Production process of potable water employed at NAWASA
The National Water and Sewerage Authority (NAWASA) obtains water from the following sources to treat and produce potable water to its customers:
- Underground borehole wells
- Protected springs
- Surface sources
95% of NAWASA’s water production comes from surface sources while borehole constitutes 5%.
Before water is consumed, it must be treated in order to make it safe for use. Depending on the source, treatment is done at varying levels. In Grenada the type of treatment most employed is the slow sand filtration process for water from surface sources. Water from boreholes and springs requires only disinfection before distributed to the public.

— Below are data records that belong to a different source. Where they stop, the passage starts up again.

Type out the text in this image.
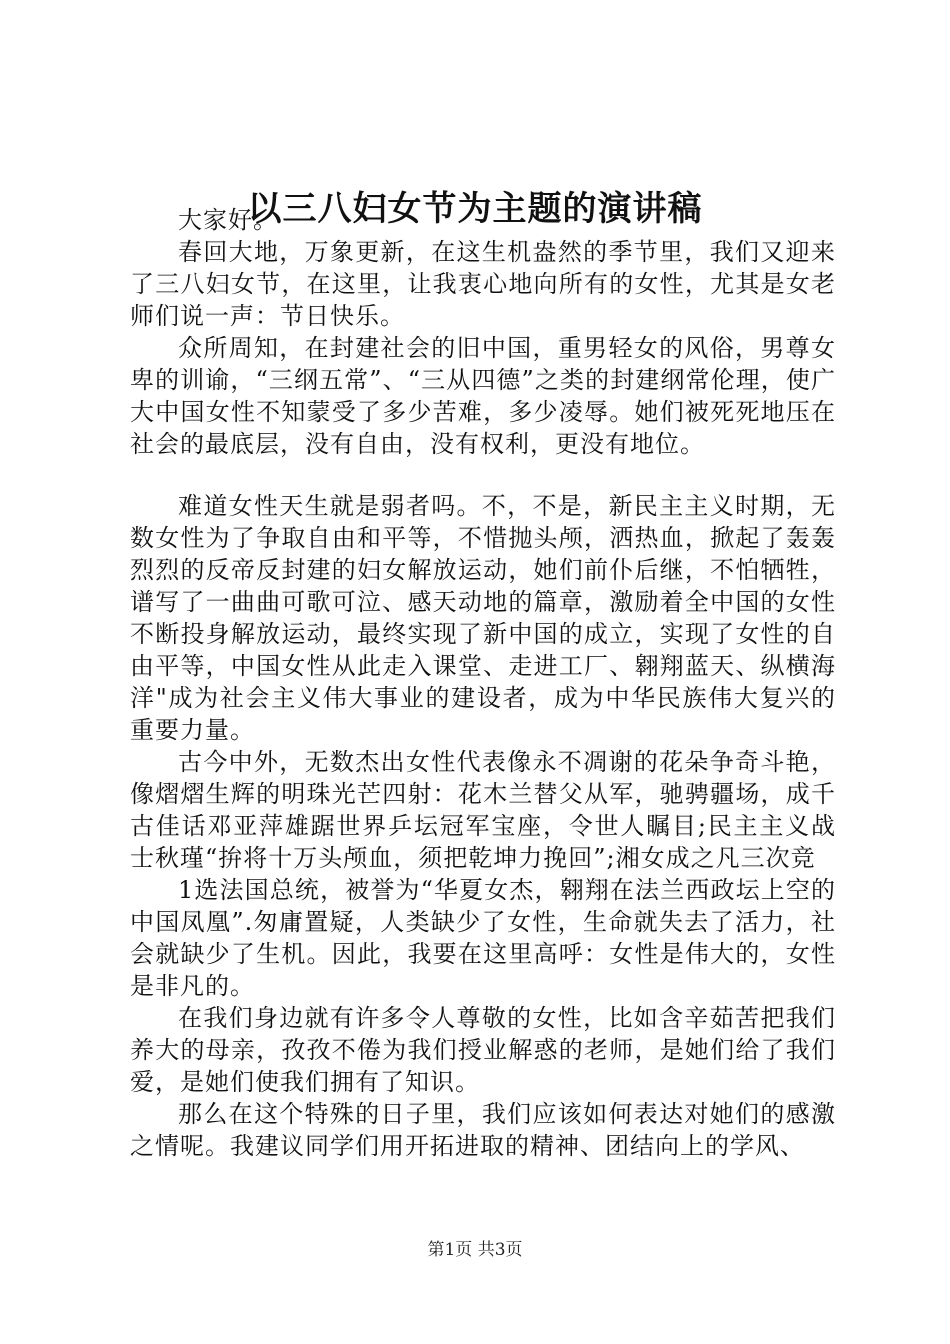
以三八妇女节为主题的演讲稿

大家好。

春回大地，万象更新，在这生机盎然的季节里，我们又迎来了三八妇女节，在这里，让我衷心地向所有的女性，尤其是女老师们说一声：节日快乐。

众所周知，在封建社会的旧中国，重男轻女的风俗，男尊女卑的训谕，“三纲五常”、“三从四德”之类的封建纲常伦理，使广大中国女性不知蒙受了多少苦难，多少凌辱。她们被死死地压在社会的最底层，没有自由，没有权利，更没有地位。

难道女性天生就是弱者吗。不，不是，新民主主义时期，无数女性为了争取自由和平等，不惜抛头颅，洒热血，掀起了轰轰烈烈的反帝反封建的妇女解放运动，她们前仆后继，不怕牺牲，谱写了一曲曲可歌可泣、感天动地的篇章，激励着全中国的女性不断投身解放运动，最终实现了新中国的成立，实现了女性的自由平等，中国女性从此走入课堂、走进工厂、翱翔蓝天、纵横海洋"成为社会主义伟大事业的建设者，成为中华民族伟大复兴的重要力量。

古今中外，无数杰出女性代表像永不凋谢的花朵争奇斗艳，像熠熠生辉的明珠光芒四射：花木兰替父从军，驰骋疆场，成千古佳话邓亚萍雄踞世界乒坛冠军宝座，令世人瞩目;民主主义战士秋瑾“拚将十万头颅血，须把乾坤力挽回”;湘女成之凡三次竞

1选法国总统，被誉为“华夏女杰，翱翔在法兰西政坛上空的中国凤凰”.匆庸置疑，人类缺少了女性，生命就失去了活力，社会就缺少了生机。因此，我要在这里高呼：女性是伟大的，女性是非凡的。

在我们身边就有许多令人尊敬的女性，比如含辛茹苦把我们养大的母亲，孜孜不倦为我们授业解惑的老师，是她们给了我们爱，是她们使我们拥有了知识。

那么在这个特殊的日子里，我们应该如何表达对她们的感激之情呢。我建议同学们用开拓进取的精神、团结向上的学风、

第1页 共3页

Surface waters are treated to eliminate turbidity (brownish colour imparted to water by dissolved and suspended soil constituents) and bacterial contaminations originating primarily from the local environment. The Slow Sand Filtration Treatment process involves collecting and transporting the raw water from the dams in the rivers to the treatment plant at which the following treatment process are undertaken:
Raw water from the river contains many impurities including very fine clay materials (turbidity) that do not settle out of water easily and therefore requires the addition of chemicals to the water in order to bring the particles together and increase their mass (coagulation) to allow them to settle out of the water.
Coagulation involves the addition of a nontoxic chemical (Coagulant), example Aluminium Sulphate, and poly Aluminium Chloride to the raw water through a rapid mixing process. This process introduces a charge to the water that results in the formation of flocks (bringing together of particles to form clumps).
The clumping of the particles which is facilitated by a gentle agitation is called flocculation.
Due to the weight of these clumps they are able to settle under the influence of gravity, this is the process of sedimentation. The three processes so far take place within one basin circular or rectangular, concrete or metallic.
The previous three processes would have addressed the issue mainly related to turbidity and to some extent the removal of some of the bacteria in the water.
The next stage is filtration, that is, the passing of the water from the sedimentation basin through a bed of sand with the sand grains having a specific size. This process removes up to 95% of bacteria in the water. Filtration is much more than a physical process of straining, but also entails biological and chemical processes. The surface of the filter bed (sand bed) is very important, since it is within the first few inches of the bed that the main processes take place.
After passing through the filter bed, the water is now clear, having turbidity less than 5 and with little bacteria. Note, turbidity is how clear the water is.
The final stage is the addition of chlorine to the filtered water which is called disinfection. This process inactivates or kills the remaining bacteria, thus rendering the water safe for human consumption. From this point the treated water is transmitted and then distributed to customers.